Hezonja: nba-poker um euroliga-star?

Madrid – Die Gerüchte schlagen hohe Wellen: Mario Hezonja, Leistungsträger des spanischen Basketball-Topteams Real Madrid, könnte in der entscheidenden Phase der Euroliga-Saison einen überraschenden Abgang in die NBA in Erwägung ziehen. Sein neuer Berater, der umstrittene Misko Raznatovic, hat diese Möglichkeit in den Raum gestellt, und Hezonja selbst hat die Spekulationen mit vagen Andeutungen weiter angeheizt. Ein Wechsel kurz vor dem möglichen Triumph in der Euroliga? Ein riskantes Spiel, das die Fans gleichermaßen in Aufregung und Besorgnis versetzt.

Ein vertrag mit ausstiegsklausel und unerwarteten wendungen

Ein vertrag mit ausstiegsklausel und unerwarteten wendungen

Die Ausgangslage ist kompliziert. Hezonja verfügt über eine Ausstiegsklausel in seinem Vertrag, die ihm den Weg zurück in die NBA ermöglicht. Diese Klausel, die lediglich eine Ablösesumme von einer Million Euro vorsieht (wovon Madrid möglicherweise 850.000 Euro übernehmen könnte), ist kein Geheimnis und wird von allen Beteiligten bewusst getragen. Doch die Art und Weise, wie Hezonja und sein Berater mit der Thematik umgehen, sorgt für Verwirrung. Während Hezonja in El Pireo angedeutet hat, dass dies eine „häufige Situation“ für viele Spieler sei, betonte Trainer Sergio Scariolo, dass Hezonja „ein Profi“ sei, der sich der Möglichkeit eines Sommerwechsels bewusst sei.

Die Frage ist nicht, ob, sondern wann – und wohin. Gerüchte über ein Interesse von Hapoel Tel Aviv und insbesondere von den ambitionierten Dubai Basketball Association tauchen immer wieder auf. Ein Wechsel in die NBA könnte auch über einen Umweg erfolgen: Eine kurzfristige Verpflichtung bei einer NBA-Franchise, gefolgt von einer schnellen Trennung und anschließendem Wechsel in die Euroliga. Ein kompliziertes Manöver, das aber nicht auszuschließen ist.

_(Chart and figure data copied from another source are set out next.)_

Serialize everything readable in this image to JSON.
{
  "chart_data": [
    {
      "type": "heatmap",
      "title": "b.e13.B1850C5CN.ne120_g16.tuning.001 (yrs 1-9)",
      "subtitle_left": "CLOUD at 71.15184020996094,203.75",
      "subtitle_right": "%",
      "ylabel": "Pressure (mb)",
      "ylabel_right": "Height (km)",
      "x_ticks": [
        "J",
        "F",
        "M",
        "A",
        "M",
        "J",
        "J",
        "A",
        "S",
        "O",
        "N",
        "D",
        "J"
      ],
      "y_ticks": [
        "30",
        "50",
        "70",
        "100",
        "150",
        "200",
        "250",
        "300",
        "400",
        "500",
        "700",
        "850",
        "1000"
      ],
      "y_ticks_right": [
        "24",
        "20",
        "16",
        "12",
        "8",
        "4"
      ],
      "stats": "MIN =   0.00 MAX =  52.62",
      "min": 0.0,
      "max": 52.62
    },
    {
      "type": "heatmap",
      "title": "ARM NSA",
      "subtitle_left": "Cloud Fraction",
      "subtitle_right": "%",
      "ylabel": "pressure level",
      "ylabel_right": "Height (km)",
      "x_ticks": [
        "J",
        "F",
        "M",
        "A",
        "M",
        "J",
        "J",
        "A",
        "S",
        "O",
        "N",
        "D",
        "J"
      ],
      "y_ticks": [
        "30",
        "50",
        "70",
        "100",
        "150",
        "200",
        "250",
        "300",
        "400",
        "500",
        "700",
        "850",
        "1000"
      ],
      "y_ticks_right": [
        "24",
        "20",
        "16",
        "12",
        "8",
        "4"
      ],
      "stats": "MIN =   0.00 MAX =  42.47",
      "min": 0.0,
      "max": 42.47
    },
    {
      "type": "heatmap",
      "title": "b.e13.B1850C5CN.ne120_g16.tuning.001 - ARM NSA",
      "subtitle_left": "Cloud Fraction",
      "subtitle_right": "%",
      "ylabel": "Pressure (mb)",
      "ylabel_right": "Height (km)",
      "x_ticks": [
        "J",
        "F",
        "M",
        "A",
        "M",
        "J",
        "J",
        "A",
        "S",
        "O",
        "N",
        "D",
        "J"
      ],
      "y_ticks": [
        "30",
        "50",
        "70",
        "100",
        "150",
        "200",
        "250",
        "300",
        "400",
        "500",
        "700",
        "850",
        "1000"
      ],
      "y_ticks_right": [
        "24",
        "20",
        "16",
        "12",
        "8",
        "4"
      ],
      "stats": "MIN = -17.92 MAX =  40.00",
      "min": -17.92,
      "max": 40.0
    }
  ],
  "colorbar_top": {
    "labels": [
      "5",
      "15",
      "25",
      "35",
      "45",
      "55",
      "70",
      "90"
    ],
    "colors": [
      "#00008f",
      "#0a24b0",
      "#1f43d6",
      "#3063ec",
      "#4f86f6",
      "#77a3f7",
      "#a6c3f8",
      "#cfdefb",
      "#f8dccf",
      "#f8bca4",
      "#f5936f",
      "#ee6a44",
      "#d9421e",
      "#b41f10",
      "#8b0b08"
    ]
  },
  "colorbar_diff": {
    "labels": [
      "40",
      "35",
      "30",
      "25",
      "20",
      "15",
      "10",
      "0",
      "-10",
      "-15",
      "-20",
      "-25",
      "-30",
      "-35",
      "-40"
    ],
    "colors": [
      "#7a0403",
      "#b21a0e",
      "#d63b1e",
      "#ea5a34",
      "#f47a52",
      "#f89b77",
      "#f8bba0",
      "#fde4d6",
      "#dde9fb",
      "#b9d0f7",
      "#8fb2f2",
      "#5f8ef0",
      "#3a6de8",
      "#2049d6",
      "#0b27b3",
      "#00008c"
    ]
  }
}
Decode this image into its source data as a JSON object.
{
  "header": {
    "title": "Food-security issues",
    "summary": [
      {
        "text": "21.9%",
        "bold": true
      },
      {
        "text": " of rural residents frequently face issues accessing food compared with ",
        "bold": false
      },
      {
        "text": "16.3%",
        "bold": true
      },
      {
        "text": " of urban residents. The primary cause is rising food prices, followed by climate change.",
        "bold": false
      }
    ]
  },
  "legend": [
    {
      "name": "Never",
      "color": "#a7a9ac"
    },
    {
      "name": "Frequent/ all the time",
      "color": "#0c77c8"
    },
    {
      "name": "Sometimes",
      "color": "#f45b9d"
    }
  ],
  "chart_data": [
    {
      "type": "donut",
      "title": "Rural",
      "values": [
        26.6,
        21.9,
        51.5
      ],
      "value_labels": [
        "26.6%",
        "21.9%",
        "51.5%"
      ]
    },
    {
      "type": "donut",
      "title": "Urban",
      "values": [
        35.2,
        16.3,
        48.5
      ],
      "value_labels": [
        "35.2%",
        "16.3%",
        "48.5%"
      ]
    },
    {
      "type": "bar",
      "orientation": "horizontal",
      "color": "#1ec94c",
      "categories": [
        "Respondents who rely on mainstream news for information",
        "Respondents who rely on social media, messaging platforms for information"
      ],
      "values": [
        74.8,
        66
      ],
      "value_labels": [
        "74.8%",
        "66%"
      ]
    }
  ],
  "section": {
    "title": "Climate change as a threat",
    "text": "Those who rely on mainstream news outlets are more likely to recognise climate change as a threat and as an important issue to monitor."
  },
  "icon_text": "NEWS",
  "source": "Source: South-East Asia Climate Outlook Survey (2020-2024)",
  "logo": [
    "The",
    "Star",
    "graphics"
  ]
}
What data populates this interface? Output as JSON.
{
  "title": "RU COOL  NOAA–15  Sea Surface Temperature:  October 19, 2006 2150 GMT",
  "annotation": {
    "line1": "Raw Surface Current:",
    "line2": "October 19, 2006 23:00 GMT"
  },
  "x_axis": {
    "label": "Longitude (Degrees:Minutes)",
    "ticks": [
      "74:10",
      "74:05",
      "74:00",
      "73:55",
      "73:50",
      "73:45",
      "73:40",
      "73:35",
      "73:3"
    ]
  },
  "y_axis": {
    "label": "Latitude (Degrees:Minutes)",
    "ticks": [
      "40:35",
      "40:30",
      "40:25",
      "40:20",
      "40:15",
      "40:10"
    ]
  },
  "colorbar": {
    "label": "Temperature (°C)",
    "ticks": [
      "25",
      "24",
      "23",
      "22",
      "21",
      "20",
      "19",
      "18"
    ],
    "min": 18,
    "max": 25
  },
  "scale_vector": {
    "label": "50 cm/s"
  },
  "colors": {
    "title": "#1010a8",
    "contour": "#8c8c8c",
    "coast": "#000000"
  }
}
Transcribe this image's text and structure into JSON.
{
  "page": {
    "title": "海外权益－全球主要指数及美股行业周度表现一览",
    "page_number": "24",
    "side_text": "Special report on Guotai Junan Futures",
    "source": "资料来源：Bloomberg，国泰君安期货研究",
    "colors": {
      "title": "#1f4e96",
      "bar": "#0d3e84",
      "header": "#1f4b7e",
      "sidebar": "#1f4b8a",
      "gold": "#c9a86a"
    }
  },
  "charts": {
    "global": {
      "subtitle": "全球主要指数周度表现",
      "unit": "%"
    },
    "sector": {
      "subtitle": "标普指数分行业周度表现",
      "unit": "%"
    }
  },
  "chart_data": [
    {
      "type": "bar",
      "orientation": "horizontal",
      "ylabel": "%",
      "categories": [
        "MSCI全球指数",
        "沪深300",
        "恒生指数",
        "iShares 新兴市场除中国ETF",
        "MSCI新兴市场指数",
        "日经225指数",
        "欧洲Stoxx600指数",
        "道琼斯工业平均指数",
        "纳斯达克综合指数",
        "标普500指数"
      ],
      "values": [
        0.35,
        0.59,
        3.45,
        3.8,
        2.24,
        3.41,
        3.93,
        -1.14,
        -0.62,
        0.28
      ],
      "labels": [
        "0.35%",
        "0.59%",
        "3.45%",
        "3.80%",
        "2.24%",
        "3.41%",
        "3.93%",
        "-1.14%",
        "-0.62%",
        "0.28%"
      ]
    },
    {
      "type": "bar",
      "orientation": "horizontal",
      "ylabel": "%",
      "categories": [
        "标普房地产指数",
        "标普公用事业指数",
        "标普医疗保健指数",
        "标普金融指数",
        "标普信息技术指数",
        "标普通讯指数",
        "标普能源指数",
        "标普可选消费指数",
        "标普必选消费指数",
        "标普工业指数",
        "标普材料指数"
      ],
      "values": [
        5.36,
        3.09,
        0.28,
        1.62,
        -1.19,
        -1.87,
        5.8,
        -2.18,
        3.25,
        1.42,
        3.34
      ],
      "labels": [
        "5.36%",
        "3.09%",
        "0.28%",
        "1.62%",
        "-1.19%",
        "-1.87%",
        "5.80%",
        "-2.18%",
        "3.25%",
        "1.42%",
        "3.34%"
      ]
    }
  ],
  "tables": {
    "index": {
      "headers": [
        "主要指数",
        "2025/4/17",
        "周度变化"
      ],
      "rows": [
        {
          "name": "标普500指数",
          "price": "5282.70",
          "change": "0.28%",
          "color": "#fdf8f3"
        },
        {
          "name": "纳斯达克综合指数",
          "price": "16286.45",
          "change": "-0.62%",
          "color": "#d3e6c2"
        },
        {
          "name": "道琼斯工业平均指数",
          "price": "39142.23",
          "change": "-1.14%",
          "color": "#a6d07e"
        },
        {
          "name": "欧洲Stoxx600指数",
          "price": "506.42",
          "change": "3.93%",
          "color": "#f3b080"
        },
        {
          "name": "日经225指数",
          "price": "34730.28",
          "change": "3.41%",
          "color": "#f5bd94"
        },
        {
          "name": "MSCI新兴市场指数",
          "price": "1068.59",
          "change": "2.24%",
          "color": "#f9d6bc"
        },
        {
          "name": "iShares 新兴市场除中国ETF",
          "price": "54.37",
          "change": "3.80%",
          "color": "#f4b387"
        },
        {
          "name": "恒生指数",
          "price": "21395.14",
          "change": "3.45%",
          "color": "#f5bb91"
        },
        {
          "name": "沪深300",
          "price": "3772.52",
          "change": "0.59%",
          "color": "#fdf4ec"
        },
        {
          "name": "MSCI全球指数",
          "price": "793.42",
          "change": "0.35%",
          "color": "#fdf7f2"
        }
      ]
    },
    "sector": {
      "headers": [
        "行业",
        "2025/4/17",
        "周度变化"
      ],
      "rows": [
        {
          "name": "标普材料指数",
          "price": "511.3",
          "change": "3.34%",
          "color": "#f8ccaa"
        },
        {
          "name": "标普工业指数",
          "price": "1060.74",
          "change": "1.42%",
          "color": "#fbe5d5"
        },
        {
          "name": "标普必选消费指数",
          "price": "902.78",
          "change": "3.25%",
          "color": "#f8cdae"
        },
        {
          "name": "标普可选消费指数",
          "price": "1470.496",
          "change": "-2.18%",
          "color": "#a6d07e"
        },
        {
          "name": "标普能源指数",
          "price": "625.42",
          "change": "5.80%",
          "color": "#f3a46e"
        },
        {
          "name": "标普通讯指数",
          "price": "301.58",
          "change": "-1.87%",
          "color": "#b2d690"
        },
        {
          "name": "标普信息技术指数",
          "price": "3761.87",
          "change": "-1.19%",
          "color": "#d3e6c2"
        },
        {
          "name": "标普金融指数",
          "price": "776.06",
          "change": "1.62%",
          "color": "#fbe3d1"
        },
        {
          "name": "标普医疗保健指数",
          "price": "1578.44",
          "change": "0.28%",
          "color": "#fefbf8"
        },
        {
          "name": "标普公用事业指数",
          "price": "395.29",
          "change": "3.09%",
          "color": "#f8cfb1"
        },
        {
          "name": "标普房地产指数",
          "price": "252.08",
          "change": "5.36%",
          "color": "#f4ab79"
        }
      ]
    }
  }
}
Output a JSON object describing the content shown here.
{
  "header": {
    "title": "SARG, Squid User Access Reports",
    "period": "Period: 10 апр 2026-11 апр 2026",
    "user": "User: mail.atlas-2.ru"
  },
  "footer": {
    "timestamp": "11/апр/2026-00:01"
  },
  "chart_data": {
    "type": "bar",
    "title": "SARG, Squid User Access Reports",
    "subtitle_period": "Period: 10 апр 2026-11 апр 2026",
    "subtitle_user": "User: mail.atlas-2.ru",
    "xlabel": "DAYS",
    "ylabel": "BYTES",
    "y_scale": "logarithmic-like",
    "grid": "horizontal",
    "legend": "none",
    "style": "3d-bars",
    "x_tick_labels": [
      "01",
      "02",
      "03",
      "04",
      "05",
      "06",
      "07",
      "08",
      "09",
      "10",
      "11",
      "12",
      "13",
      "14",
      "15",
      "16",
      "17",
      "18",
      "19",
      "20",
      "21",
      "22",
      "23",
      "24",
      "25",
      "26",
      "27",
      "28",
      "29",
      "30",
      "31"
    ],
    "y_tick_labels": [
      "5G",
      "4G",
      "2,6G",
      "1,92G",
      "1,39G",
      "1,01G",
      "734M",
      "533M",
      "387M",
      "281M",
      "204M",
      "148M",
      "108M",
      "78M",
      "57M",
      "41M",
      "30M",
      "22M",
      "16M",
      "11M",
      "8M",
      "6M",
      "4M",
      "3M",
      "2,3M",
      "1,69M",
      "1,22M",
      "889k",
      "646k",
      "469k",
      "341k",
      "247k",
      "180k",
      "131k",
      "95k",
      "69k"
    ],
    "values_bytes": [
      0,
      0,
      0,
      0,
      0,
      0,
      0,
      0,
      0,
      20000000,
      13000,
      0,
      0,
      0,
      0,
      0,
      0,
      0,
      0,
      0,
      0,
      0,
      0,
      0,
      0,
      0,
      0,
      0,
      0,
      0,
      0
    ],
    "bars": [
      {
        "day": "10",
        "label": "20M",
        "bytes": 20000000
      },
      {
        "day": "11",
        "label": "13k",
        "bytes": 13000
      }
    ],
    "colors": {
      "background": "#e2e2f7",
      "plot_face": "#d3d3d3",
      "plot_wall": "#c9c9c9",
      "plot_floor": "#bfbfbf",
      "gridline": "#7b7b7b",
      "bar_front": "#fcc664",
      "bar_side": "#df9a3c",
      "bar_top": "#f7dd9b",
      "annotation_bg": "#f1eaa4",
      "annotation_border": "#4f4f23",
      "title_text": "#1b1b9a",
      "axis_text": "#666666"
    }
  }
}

Es ist bezeichnenswert, dass Hezonja bereits in der vergangenen Saison kurz vor einem Aus stand. „Ich habe mit meinen Vorgesetzten gesprochen und es verhindert“, erklärte er. Die Gründe für diese damalige Zögerlichkeit blieben unklar, doch der verpasste Einzug in die Final Four der Euroliga mag eine Rolle gespielt haben. Die Niederlage gegen Olympiakos Athen nagt offenbar noch immer an ihm.

Trotz der offenen Fragen und der möglichen NBA-Ambitionen schwärmt Hezonja von seiner Zeit in Madrid. Er betont seine Liebe zur Stadt, zum Verein und dem „Vermächtnis“ des Real Madrid. „Das Wichtigste ist meine Liebe zu Madrid. Große Dinge beginnen hier für mich“, so Hezonja. Dennoch scheint der Spieler offen für neue Herausforderungen zu sein, auch wenn er betont, dass er sich in Madrid sehr wohlfühlt. Seine Aussage, dass er in zwei Jahren einen langfristigen Vertrag in Madrid in Betracht ziehen könnte, lässt Raum für Interpretationen.

Die Verwirrung wird durch Hezonjas frühere Zickzack-Linie noch verstärkt. Im Juli 2024 stand er kurz vor einem Wechsel zum FC Barcelona, lehnte diesen aber dann ab, nachdem er in einem Interview nach dem Gewinn der Liga Endesa seinen Wunsch geäußert hatte, weiterhin für Madrid zu spielen. Ein Spieler, der seine Entscheidungen offenbar von kurzfristigen Erfolgen oder Angeboten beeinflussen lässt.

Ob Hezonja nun tatsächlich in die NBA wechselt oder doch noch in Madrid bleibt, bleibt abzuwarten. Fest steht: Sein Poker um die Zukunft hält die Basketballwelt in Atem. Es ist ein Spiel mit ungewissem Ausgang, das die Fans und Verantwortlichen gleichermaßen auf Trab hält. Die Entscheidung wird nicht nur seine Karriere, sondern auch die Zukunft des Real Madrid beeinflussen.